Captured by armed men last Sunday, Bishop Julius Agbortoko is free. His release was announced today in a statement from the Diocese of Mamfé which states that no ransom has been paid for his release. He was kidnapped by suspected English-speaking separatists on his way back from a stay in the nearby town of Kokobuma, where he had attended the inauguration of a new rectory.
According to a statement issued by the diocese after his kidnapping, young armed men entered the seminary. They presented themselves as “separatist fighters” and first took over the home of the archbishop of the diocese, Bishop Lysinge. But the intruders changed their minds, meeting Bishop Agbortoko, whom they deemed younger and better off than his elder, and decided to kidnap him in place of the archbishop.

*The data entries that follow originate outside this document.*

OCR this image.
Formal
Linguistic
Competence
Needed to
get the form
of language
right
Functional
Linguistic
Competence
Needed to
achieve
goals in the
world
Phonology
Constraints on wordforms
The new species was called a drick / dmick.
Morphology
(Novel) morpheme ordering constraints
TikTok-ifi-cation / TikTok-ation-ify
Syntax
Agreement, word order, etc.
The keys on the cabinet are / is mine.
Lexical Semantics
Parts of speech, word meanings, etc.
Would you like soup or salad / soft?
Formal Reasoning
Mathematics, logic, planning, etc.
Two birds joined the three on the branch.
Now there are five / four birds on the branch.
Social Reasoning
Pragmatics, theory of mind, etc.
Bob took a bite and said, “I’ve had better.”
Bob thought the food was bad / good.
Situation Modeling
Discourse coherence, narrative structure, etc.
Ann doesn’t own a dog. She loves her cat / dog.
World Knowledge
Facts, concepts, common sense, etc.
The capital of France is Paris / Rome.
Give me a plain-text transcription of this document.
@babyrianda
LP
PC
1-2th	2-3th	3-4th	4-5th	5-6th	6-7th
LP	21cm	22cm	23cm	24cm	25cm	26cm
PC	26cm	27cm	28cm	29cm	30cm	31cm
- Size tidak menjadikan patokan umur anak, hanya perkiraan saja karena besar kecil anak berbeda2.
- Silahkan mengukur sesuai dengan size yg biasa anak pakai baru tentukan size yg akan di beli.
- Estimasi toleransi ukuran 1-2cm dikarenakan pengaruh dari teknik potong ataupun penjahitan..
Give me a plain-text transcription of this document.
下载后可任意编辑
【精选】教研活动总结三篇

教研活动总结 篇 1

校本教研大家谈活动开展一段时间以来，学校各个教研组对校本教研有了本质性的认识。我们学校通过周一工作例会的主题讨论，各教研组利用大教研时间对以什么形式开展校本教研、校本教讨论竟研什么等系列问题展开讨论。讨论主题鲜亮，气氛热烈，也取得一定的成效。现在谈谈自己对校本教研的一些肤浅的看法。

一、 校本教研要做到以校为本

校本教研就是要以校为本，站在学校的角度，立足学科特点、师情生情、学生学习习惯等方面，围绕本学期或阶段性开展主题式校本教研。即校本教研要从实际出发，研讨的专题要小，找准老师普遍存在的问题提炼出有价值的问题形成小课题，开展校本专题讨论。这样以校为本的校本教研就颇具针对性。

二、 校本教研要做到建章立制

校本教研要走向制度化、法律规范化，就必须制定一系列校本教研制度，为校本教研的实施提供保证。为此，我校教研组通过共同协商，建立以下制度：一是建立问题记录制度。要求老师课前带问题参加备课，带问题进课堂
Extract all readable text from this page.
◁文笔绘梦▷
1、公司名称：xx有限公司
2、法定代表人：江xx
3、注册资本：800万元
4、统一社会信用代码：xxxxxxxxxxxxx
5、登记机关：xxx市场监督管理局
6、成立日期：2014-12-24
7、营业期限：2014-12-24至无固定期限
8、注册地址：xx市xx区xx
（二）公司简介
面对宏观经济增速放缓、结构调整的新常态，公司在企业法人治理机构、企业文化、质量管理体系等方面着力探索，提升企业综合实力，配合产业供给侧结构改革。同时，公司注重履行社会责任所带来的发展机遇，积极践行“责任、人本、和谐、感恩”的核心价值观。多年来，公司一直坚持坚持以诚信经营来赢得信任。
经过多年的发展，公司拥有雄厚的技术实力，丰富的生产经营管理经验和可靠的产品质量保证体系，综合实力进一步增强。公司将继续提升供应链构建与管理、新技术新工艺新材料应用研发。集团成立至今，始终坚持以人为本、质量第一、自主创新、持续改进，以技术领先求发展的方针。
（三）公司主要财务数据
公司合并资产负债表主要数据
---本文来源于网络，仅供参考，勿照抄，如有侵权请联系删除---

According to the diocese of Mamfé, the kidnappers demanded a ransom of 20 million FCFA. Since the onset of the separatist crisis, the rebels have developed a veritable kidnapping industry, which usually results in freedoms for ransom, and for which religious figures often bear the brunt. Last June, the Catholic Church of Cameroon appealed to all parties to the conflict to end the “harassment of priests and missionaries“. That month, six priests were kidnapped and one church attacked.